DREJ ALİ: Gerçek adı Ali Yasak’tı. Kürtçede uzun anlamına gelen Drej lakabı ile tanınmaktaydı. Şanlıurfa Ülkü Ocakları Yönetim Kurulu’nda olduğu 1978 yılında, İstanbul Hukuk Fakültesi’nde öğrenci iken izinsiz gösteri yürüyüşüne katılmaktan tutuklandı. Aynı yıl içerisinde bir çatışmada silahla yaralandı. Abdullah Çatlı’yla 1979’dan beri tanışan yasak, 88’de kardeşi hakkında çıkan bir haber nedeniyle adamlarına Milliyet gazetesini bastırıp kurşunlattı. 1989’da mafya lideri İnci Baba’yı vurduktan sonra yeraltı dünyasında ismini duyurmaya başladı. İsmi Susurluk çetecileriyle anıldı. Susurluk kazası sonrasında olay yerine ilk giden kişinin Drej Ali olduğu, Veli Küçük’ün olay yerinde bulunan görevlileri arayarak Çatlı’nın cenazesinin teslim edilmesini istediği iddia edildi.

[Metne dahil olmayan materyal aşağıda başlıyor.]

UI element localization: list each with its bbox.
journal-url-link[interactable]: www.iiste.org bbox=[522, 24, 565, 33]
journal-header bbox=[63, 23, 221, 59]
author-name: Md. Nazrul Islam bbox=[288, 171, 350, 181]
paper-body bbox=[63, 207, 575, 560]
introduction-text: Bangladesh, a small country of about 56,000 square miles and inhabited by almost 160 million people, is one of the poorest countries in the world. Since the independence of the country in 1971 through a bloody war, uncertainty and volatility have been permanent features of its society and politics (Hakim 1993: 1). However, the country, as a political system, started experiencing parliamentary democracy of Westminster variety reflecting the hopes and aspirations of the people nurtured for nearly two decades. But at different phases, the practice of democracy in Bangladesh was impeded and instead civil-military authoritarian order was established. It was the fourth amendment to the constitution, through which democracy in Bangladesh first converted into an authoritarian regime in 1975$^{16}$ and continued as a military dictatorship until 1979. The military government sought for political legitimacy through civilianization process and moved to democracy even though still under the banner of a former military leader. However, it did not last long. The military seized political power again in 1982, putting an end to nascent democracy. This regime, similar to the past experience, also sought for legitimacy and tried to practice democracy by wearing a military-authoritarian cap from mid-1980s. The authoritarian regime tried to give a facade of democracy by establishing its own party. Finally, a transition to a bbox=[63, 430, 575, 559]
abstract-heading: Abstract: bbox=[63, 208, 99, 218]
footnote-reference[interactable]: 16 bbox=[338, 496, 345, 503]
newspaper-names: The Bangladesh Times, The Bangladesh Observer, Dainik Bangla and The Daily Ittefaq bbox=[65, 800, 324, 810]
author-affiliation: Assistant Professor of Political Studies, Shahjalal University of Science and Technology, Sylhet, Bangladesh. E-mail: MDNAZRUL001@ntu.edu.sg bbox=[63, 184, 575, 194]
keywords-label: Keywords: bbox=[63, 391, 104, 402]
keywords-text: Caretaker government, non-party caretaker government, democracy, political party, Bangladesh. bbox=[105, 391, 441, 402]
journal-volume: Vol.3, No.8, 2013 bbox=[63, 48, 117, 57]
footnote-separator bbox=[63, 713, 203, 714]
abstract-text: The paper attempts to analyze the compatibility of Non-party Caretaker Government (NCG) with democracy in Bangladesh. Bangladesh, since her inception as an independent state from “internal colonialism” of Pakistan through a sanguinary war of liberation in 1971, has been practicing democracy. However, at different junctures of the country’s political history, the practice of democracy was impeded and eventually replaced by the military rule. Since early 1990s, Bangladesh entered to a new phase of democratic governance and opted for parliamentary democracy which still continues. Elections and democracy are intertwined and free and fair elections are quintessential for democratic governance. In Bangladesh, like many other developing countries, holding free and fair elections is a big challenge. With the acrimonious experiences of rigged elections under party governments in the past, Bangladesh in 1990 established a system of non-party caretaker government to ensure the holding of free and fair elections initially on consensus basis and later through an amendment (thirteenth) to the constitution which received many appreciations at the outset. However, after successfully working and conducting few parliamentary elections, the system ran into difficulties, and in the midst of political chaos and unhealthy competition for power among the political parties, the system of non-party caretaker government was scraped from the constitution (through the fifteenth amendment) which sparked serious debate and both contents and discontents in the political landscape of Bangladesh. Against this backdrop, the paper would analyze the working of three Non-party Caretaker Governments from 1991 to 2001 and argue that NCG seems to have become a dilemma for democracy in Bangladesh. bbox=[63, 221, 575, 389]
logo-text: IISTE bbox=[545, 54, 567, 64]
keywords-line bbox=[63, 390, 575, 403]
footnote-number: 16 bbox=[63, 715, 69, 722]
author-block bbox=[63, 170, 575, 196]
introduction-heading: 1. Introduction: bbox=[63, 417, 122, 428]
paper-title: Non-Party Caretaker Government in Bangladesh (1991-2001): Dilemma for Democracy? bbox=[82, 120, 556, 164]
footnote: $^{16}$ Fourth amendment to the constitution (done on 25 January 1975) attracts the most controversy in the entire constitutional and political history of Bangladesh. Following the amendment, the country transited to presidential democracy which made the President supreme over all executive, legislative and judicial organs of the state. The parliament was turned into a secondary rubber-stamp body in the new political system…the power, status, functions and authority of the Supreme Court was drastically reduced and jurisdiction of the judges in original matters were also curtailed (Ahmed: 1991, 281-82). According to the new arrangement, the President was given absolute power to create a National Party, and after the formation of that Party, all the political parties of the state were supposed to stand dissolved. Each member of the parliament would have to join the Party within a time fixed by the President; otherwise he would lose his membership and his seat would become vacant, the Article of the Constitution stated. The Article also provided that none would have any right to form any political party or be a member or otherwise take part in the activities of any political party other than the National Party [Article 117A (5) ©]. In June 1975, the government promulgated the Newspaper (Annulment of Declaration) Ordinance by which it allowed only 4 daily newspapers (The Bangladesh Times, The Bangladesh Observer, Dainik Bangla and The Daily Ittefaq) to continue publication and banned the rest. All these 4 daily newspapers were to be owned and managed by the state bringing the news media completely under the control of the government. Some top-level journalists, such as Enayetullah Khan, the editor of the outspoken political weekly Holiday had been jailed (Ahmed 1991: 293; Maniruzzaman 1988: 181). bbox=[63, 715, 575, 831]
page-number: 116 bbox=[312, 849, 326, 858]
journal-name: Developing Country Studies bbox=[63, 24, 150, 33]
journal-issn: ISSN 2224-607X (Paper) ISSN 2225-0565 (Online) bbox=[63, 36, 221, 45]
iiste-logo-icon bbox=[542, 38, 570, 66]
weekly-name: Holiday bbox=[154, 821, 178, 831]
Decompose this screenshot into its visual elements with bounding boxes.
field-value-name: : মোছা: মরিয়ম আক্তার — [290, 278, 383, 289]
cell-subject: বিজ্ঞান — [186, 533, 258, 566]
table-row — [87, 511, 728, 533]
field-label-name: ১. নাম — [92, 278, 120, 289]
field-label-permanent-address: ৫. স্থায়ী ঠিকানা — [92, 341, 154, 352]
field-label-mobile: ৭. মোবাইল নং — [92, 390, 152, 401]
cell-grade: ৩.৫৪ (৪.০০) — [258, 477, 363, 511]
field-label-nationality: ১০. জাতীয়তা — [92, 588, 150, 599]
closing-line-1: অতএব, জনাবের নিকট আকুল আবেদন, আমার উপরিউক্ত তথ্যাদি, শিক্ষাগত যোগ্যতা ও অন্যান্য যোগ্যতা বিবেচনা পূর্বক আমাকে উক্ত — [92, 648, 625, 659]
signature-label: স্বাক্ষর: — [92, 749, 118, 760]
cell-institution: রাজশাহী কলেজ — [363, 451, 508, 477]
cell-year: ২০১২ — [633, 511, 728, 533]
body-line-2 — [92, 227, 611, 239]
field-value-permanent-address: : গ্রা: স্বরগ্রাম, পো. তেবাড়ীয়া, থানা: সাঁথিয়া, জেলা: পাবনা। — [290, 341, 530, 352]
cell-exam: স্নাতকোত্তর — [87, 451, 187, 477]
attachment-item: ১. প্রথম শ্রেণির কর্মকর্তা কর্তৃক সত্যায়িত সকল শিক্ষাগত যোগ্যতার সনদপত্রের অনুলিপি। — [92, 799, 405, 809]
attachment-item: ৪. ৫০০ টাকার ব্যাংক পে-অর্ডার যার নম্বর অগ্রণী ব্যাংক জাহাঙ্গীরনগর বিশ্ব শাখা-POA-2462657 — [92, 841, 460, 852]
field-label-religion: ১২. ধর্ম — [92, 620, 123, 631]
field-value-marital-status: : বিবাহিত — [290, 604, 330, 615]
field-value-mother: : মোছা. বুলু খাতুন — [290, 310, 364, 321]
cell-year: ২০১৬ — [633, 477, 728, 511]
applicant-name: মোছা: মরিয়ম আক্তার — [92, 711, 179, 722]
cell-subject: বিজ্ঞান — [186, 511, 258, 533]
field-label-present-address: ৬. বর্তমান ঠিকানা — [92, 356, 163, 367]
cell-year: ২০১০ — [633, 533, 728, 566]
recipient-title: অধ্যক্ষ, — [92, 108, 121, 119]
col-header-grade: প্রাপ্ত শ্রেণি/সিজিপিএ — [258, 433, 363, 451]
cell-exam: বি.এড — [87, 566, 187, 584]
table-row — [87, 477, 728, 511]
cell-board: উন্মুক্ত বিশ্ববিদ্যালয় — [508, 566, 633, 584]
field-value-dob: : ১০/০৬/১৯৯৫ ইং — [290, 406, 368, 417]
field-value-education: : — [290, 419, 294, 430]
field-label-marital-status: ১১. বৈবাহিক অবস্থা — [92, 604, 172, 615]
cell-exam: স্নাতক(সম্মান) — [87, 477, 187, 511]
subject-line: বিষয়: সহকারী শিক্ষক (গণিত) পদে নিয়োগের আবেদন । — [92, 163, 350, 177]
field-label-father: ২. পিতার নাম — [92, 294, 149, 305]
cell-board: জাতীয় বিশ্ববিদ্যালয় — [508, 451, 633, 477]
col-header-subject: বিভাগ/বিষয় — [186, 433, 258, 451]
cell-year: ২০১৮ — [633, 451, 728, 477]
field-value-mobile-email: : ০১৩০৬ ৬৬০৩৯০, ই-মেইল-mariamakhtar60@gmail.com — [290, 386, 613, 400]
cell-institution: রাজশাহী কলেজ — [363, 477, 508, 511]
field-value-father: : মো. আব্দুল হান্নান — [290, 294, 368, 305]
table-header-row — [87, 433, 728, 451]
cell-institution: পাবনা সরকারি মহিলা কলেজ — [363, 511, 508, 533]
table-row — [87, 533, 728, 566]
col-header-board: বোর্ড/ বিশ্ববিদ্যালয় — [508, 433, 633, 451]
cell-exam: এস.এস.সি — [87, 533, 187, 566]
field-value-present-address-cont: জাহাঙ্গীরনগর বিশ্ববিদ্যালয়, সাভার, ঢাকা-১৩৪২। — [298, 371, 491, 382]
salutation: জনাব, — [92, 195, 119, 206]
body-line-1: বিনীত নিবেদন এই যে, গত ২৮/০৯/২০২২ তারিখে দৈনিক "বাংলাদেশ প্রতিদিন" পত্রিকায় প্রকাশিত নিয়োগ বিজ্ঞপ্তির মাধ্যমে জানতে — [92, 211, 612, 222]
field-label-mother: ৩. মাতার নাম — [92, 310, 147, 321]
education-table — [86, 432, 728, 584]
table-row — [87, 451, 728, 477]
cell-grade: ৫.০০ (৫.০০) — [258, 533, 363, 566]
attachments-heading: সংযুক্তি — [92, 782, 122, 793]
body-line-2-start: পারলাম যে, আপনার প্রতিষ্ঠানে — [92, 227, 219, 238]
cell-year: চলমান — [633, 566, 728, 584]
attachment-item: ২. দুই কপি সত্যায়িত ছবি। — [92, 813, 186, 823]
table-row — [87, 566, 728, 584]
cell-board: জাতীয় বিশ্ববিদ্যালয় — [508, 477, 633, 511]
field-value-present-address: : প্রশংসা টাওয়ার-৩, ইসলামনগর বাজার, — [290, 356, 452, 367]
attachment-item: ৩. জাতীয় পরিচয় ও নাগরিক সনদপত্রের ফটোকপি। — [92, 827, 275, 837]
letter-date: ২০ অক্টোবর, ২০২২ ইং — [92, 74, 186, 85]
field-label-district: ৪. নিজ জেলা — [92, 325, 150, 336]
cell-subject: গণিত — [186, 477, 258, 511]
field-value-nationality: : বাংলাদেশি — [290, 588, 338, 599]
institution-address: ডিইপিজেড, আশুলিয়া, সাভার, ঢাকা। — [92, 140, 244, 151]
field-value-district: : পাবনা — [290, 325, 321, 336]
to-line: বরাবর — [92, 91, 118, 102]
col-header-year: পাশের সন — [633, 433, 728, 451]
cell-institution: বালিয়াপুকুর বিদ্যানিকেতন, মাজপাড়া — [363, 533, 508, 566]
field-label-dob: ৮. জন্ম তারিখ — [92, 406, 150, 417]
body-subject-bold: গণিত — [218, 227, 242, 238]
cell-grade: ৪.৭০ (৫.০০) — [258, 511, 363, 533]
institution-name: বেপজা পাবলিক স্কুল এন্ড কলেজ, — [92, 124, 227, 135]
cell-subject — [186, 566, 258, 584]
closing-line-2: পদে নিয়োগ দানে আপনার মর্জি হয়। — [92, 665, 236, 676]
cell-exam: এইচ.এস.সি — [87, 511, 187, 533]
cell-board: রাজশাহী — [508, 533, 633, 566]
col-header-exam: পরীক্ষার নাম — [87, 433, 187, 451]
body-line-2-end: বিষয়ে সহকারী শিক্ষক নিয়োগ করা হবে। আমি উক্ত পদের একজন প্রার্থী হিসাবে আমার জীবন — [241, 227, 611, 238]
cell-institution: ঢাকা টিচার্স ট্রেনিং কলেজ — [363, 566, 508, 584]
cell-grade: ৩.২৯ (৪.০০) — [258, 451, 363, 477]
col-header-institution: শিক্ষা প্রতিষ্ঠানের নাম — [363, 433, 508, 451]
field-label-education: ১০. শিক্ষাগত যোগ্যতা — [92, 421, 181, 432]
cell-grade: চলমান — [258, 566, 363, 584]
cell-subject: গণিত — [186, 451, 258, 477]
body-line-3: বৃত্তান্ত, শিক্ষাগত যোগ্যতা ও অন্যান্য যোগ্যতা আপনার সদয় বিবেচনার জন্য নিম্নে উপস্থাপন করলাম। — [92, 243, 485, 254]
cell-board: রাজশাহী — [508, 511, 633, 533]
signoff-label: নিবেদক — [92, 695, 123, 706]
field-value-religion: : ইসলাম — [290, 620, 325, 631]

Drej Ali, Susurluk skandalının baş aktörlerini bir araya getiren kız kardeşinin düğünüyle de gündeme geldi. Bahçelievler Belediye Başkanı Saffet Bulut’un kıydığı nikâhta Sedat Bucak, hemşehrisi olan damadın nikâh tanıklığını üstlenirken, gelinin tanıklığını ise Altun aşireti lideri İmam Bakır Altun yaptı. Düğüne AKP’li Metin Külünk ile beraber birçok siyasi katıldı. Ocak 2000’deki törene DYP, MHP ve ANAP’lı siyasetçiler, polis müdürleri, bazı askerler ile Susurluk’un ünlü simaları Sedat Bucak, İbrahim Şahin, Sami Hoştan, Ali Fevzi Bir de katılmıştı. Sahnedeki isim ise İbrahim Tatlıses’ti.